Dillon Gabriel, UCF and McKenzie Milton, FSU
We saved the best story for last — a gripping, emotion-dripping story of Dillon Gabriel and McKenzie Milton, a story that spans a continent and an ocean and involves two quarterbacks and two Hawaiian homeboys who treat each other like ohana.
Isn’t it ironic that Gabriel came to UCF because it’s where Milton became a star, and then Milton left UCF because it’s where Gabriel became a star?
Gabriel was Milton’s high school teammate at Mililani High School in Honolulu and took over as the starter when Milton graduated and signed with UCF. In fact, the only reason Gabriel is at UCF is that Milton convinced him that he would thrive in former UCF coach Josh Heupel’s offense. Gabriel turned down more prestigious offers from programs such as USC and Georgia to follow in Milton’s massive UCFootsteps.
When Gabriel signed with the Knights, nobody had an inkling that Milton would miraculously work his way back from the gruesome knee injury he suffered just two months earlier. Milton was in a wheelchair when Gabriel signed with UCF and the consensus medical opinion was that Milton’s football career was likely over.
But for more than two years, Milton strained and struggled through the drudgery of painful rehab, prayed to God for guidance and willpower and somehow, someway came back from the horrific injury. But by that time, Gabriel had become one of the most prolific quarterbacks in all of college football and led the nation in passing last year. That’s when Milton — because he loves UCF so much and knows how much UCF fans love him — decided to transfer to Florida State. The last thing the beloved “KZ” wanted to do was divide the UCF fan base and create a quarterback controversy with his best friend.

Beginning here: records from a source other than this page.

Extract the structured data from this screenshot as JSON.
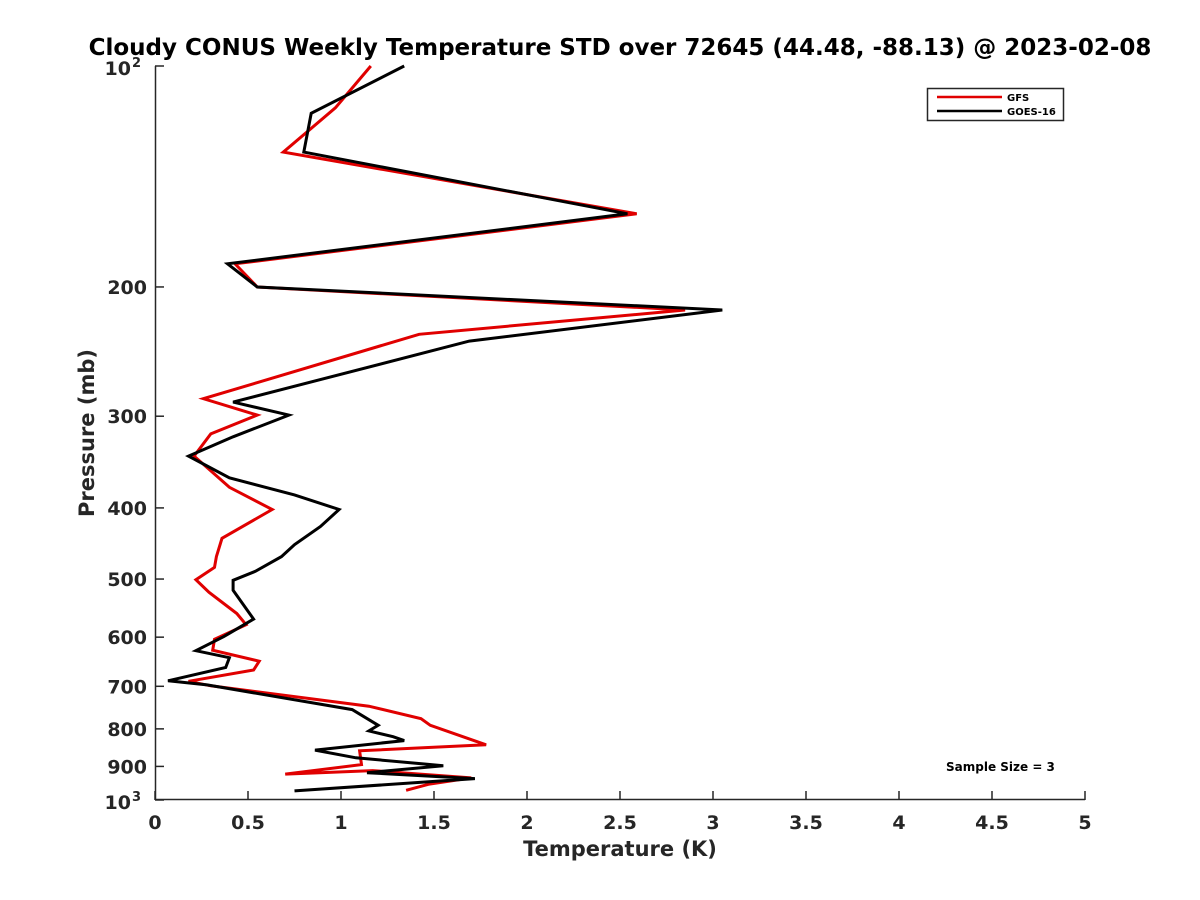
{
  "chart_data": {
    "type": "line",
    "title": "Cloudy CONUS Weekly Temperature STD over 72645 (44.48, -88.13) @ 2023-02-08",
    "xlabel": "Temperature (K)",
    "ylabel": "Pressure (mb)",
    "xlim": [
      0,
      5
    ],
    "ylim": [
      100,
      1000
    ],
    "yscale": "log",
    "y_reversed": true,
    "grid": false,
    "legend_position": "top-right",
    "annotation": "Sample Size = 3",
    "x_ticks": [
      "0",
      "0.5",
      "1",
      "1.5",
      "2",
      "2.5",
      "3",
      "3.5",
      "4",
      "4.5",
      "5"
    ],
    "y_ticks": [
      {
        "value": 100,
        "base": "10",
        "exp": "2"
      },
      {
        "value": 200,
        "label": "200"
      },
      {
        "value": 300,
        "label": "300"
      },
      {
        "value": 400,
        "label": "400"
      },
      {
        "value": 500,
        "label": "500"
      },
      {
        "value": 600,
        "label": "600"
      },
      {
        "value": 700,
        "label": "700"
      },
      {
        "value": 800,
        "label": "800"
      },
      {
        "value": 900,
        "label": "900"
      },
      {
        "value": 1000,
        "base": "10",
        "exp": "3"
      }
    ],
    "series": [
      {
        "name": "GFS",
        "color": "#e00000",
        "points": [
          [
            1.16,
            100
          ],
          [
            0.97,
            114
          ],
          [
            0.69,
            131
          ],
          [
            2.59,
            159
          ],
          [
            0.43,
            186
          ],
          [
            0.55,
            200
          ],
          [
            2.85,
            215
          ],
          [
            1.42,
            232
          ],
          [
            0.26,
            284
          ],
          [
            0.55,
            299
          ],
          [
            0.3,
            317
          ],
          [
            0.21,
            340
          ],
          [
            0.4,
            375
          ],
          [
            0.63,
            402
          ],
          [
            0.36,
            440
          ],
          [
            0.33,
            466
          ],
          [
            0.32,
            482
          ],
          [
            0.22,
            501
          ],
          [
            0.29,
            521
          ],
          [
            0.44,
            557
          ],
          [
            0.49,
            577
          ],
          [
            0.32,
            604
          ],
          [
            0.31,
            625
          ],
          [
            0.56,
            647
          ],
          [
            0.53,
            665
          ],
          [
            0.18,
            689
          ],
          [
            0.3,
            699
          ],
          [
            1.15,
            745
          ],
          [
            1.43,
            775
          ],
          [
            1.48,
            791
          ],
          [
            1.78,
            841
          ],
          [
            1.1,
            857
          ],
          [
            1.11,
            895
          ],
          [
            0.7,
            922
          ],
          [
            1.17,
            912
          ],
          [
            1.7,
            933
          ],
          [
            1.47,
            952
          ],
          [
            1.35,
            970
          ]
        ]
      },
      {
        "name": "GOES-16",
        "color": "#000000",
        "points": [
          [
            1.34,
            100
          ],
          [
            0.84,
            116
          ],
          [
            0.8,
            131
          ],
          [
            2.54,
            159
          ],
          [
            0.39,
            186
          ],
          [
            0.55,
            200
          ],
          [
            3.05,
            215
          ],
          [
            1.69,
            237
          ],
          [
            0.42,
            287
          ],
          [
            0.72,
            299
          ],
          [
            0.42,
            320
          ],
          [
            0.18,
            340
          ],
          [
            0.4,
            364
          ],
          [
            0.75,
            384
          ],
          [
            0.99,
            402
          ],
          [
            0.89,
            424
          ],
          [
            0.75,
            449
          ],
          [
            0.68,
            466
          ],
          [
            0.54,
            488
          ],
          [
            0.42,
            502
          ],
          [
            0.42,
            518
          ],
          [
            0.53,
            567
          ],
          [
            0.37,
            599
          ],
          [
            0.22,
            626
          ],
          [
            0.4,
            640
          ],
          [
            0.38,
            660
          ],
          [
            0.07,
            688
          ],
          [
            0.28,
            697
          ],
          [
            1.06,
            753
          ],
          [
            1.2,
            791
          ],
          [
            1.15,
            805
          ],
          [
            1.28,
            820
          ],
          [
            1.34,
            830
          ],
          [
            0.86,
            855
          ],
          [
            1.08,
            876
          ],
          [
            1.55,
            898
          ],
          [
            1.14,
            918
          ],
          [
            1.72,
            935
          ],
          [
            0.75,
            972
          ]
        ]
      }
    ]
  }
}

“There’s no reason, whether it’s a fivestar recruit coming in or me coming off an injury, that D.G. [Dillon Gabriel] should have to be put in the position to compete [for the starting quarterback job],” Milton said on the day he announced he was entering the transfer portal. “He’s earned the right to be our QB. I wouldn’t want to slow down his momentum. The way he’s been playing, he could very well be a top draft pick next year.”

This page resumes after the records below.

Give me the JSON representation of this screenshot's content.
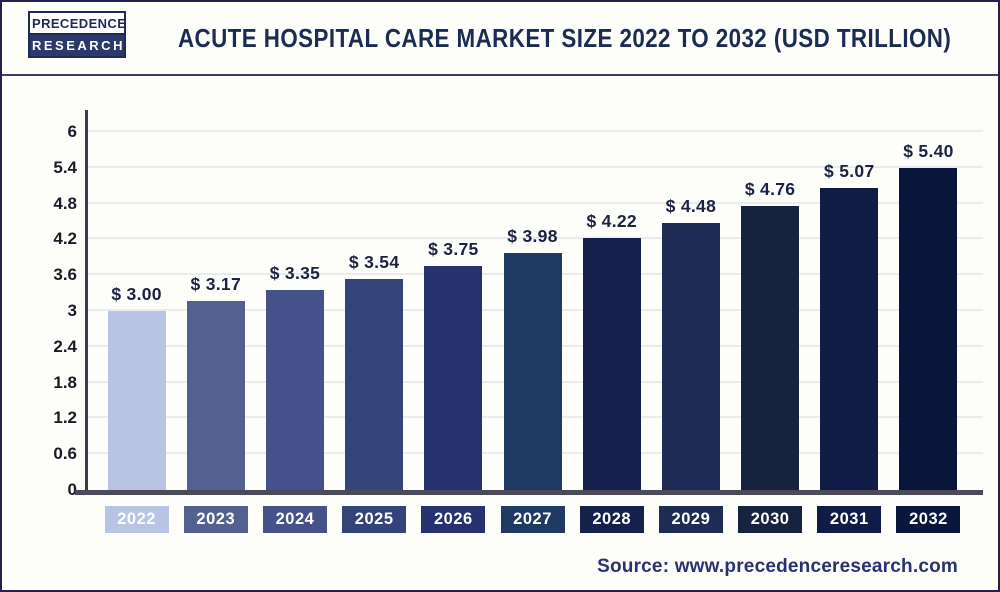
{
  "header": {
    "logo": {
      "line1": "PRECEDENCE",
      "line2": "RESEARCH"
    },
    "title": "ACUTE HOSPITAL CARE MARKET SIZE 2022 TO 2032 (USD TRILLION)"
  },
  "chart_data": {
    "type": "bar",
    "title": "Acute Hospital Care Market Size 2022 to 2032 (USD Trillion)",
    "unit": "USD Trillion",
    "categories": [
      "2022",
      "2023",
      "2024",
      "2025",
      "2026",
      "2027",
      "2028",
      "2029",
      "2030",
      "2031",
      "2032"
    ],
    "values": [
      3.0,
      3.17,
      3.35,
      3.54,
      3.75,
      3.98,
      4.22,
      4.48,
      4.76,
      5.07,
      5.4
    ],
    "bar_labels": [
      "$ 3.00",
      "$ 3.17",
      "$ 3.35",
      "$ 3.54",
      "$ 3.75",
      "$ 3.98",
      "$ 4.22",
      "$ 4.48",
      "$ 4.76",
      "$ 5.07",
      "$ 5.40"
    ],
    "bar_colors": [
      "#b9c3e3",
      "#52618f",
      "#45518b",
      "#35437b",
      "#263170",
      "#1f3a63",
      "#15214c",
      "#1d2b55",
      "#17233e",
      "#101c45",
      "#0a163c"
    ],
    "ylim": [
      0,
      6
    ],
    "yticks": [
      0,
      0.6,
      1.2,
      1.8,
      2.4,
      3,
      3.6,
      4.2,
      4.8,
      5.4,
      6
    ],
    "ytick_labels": [
      "0",
      "0.6",
      "1.2",
      "1.8",
      "2.4",
      "3",
      "3.6",
      "4.2",
      "4.8",
      "5.4",
      "6"
    ],
    "grid": true,
    "legend": "none",
    "xlabel": "",
    "ylabel": ""
  },
  "footer": {
    "source": "Source: www.precedenceresearch.com"
  },
  "colors": {
    "background": "#fdfdfa",
    "frame_border": "#23234a",
    "header_divider": "#3f3f63",
    "title_text": "#1c2b52",
    "axis_line": "#4a4a58",
    "gridline": "#eaeaef",
    "tick_text": "#1b1b28",
    "value_label_text": "#1b2340",
    "source_text": "#2b3170",
    "logo_navy": "#2c3a6b"
  }
}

And so Gabriel comes into his junior season as a Heisman Trophy candidate and the choreographer of new coach Gus Malzahn’s famous no-huddle, up-tempo offense. Gabriel has pinpoint accuracy, he’s mobile, and nobody in college football throws a better deep ball.

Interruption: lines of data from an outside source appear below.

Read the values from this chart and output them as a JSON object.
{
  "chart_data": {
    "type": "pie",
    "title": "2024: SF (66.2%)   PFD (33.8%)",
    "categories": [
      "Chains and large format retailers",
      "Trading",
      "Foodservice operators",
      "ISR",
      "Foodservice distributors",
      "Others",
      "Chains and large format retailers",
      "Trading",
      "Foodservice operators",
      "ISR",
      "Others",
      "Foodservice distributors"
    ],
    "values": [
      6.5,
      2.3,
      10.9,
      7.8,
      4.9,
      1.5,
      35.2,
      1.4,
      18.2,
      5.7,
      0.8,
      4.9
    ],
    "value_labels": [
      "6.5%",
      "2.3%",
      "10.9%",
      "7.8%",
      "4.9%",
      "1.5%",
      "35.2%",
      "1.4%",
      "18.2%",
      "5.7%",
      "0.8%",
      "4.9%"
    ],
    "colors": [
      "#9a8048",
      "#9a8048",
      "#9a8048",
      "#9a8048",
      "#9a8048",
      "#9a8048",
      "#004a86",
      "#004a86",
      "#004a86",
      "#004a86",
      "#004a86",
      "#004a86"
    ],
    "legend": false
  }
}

“I feel better, stronger and more confident and comfortable than I’ve ever felt,” Gabriel says. “Our goal this season is to win every game and go undefeated.”
What a great story that would be, but the best story of all hopefully will happen in Tallahassee on the first weekend of the season. Gabriel says he can’t wait to see
Milton perhaps trot out onto the field as FSU’s starting quarterback against the storied Notre Dame Fighting Irish.
“One of the most amazing comeback stories ever,” Gabriel says of Milton. “It’s just who KZ is and what he’s about. His mental toughness is off the charts.”
When Milton’s knee was destroyed in that 2018 regular-season finale against USF, he was rushed to the hospital at Tampa General, where he underwent emergency surgery to repair damaged nerves and a severed artery to restore blood flow in his lower right leg. Milton was told afterward that if it had been even an hour longer before doctors started the surgery, his leg would have likely been amputated.
Now, after all these years and tears and fears, after the multiple surgeries and excruciating rehab sessions, KZ is ready to play football again.
“I feel blessed,” Milton says.
We do too KZ.
We are blessed that football season is upon us and we get to watch you and all of the other great quarterbacks perform right here in the Funshine State.